Salute 26 Novembre 2019 12:41

Attacco respiratorio acuto, Scala (San Donato Arezzo): «Mortale nel 15% dei casi, mancano le unità specializzate»

Ospite del XX Congresso Nazionale di Pneumologia organizzata da AIPO il direttore dell’Unità Operativa di Pneumologia dell’Ospedale San Donato di Arezzo, Raffaele Scala spiega quanto sia importante riconoscere questa patologia: «In assenza di un trattamento questo attacco può mettere in pericolo di vita il paziente»

Poco conosciuto, l’attacco respiratorio acuto ha una mortalità superiore all’infarto. «Si calcola che mentre l’attacco cardiaco acuto ha una mortalità sotto il 5% quello polmonare sfiora il 10-15%, indipendentemente dal tipo di patologia» avverte Raffaele Scala, direttore dell’Unità Operativa di Pneumologia dell’Ospedale San Donato di Arezzo, intervistato da Sanità Informazione in occasione del XX Congresso Nazionale di Pneumologia organizzata da AIPO tenutosi a Firenze.

«Quando parliamo di attacco respiratorio acuto, dobbiamo intendere una difficoltà improvvisa, rapida e severa di una persona che ha una malattia respiratoria. In assenza di un trattamento questo attacco può mettere in pericolo di vita il paziente. Le malattie che possono determinare un attacco respiratorio acuto – spiega ancora lo pneumologo – sono numerose. Alcune sono note, come la broncopneumopatia cronico ostruttiva e l’attacco asmatico acuto; altre sono malattie meno note, ad esempio quelle del sistema neuro-muscolare, come le distrofie e la sclerosi laterale amiotrofica; oppure malattie di interesse non respiratorio, come ad esempio l’edema polmonare cardiaco, lo scompenso del cuore che può portare ad un riflesso sul polmone».

Quali sono oggi i trattamenti a disposizione? «La persona che sviluppa questo attacco si trova nella difficoltà di dover supportare il proprio respiro e ha bisogno di un aiuto. L’aiuto ci deriva dalle medicine, ma anche dai supporti respiratorio che noi specialisti implementiamo in maniera non invasiva. Oltre l’ossigeno-terapia tradizionale, cioè la ventilazione in maschera e sistemi di erogazione di aria con alto flusso.
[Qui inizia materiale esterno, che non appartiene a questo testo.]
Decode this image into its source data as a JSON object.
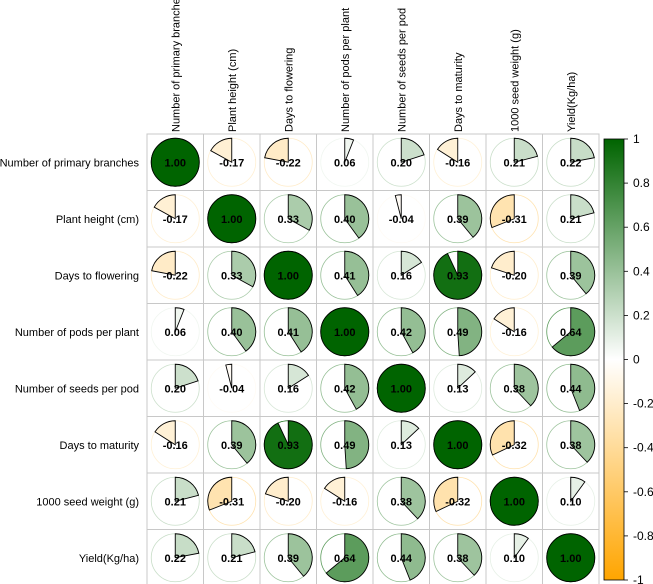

In questo modo riusciamo a controllare l’attacco respiratorio acuto così da poter evitare il peggioramento e il ricovero nell’unità di terapia intensiva».

Una patologia che deve essere trattata in strutture specializzate, come l’Unità di terapia intensiva pneumologica. «Lo scopo è proprio di accogliere i pazienti con gravi crisi respiratoria, laddove possiamo implementare tutti i sistemi di assistenza, soprattutto respiratoria non invasiva e portare il paziente alla risoluzione. C’è anche purtroppo da dire che è un numero ancora insufficiente rispetto alle esigenze dei nostri cittadini. I numeri sono in incremento, perché riusciamo fortunatamente a controllare molto bene queste malattie croniche con i farmaci e portiamo la storia naturale della malattia avanti. Però purtroppo questo porta ad un esaurimento funzionale del polmone. Consideriamo poi che anche questo impatta molto sull’uso delle risorse sanitarie, quindi sulle ospedalizzazioni e purtroppo anche sulla vita del paziente».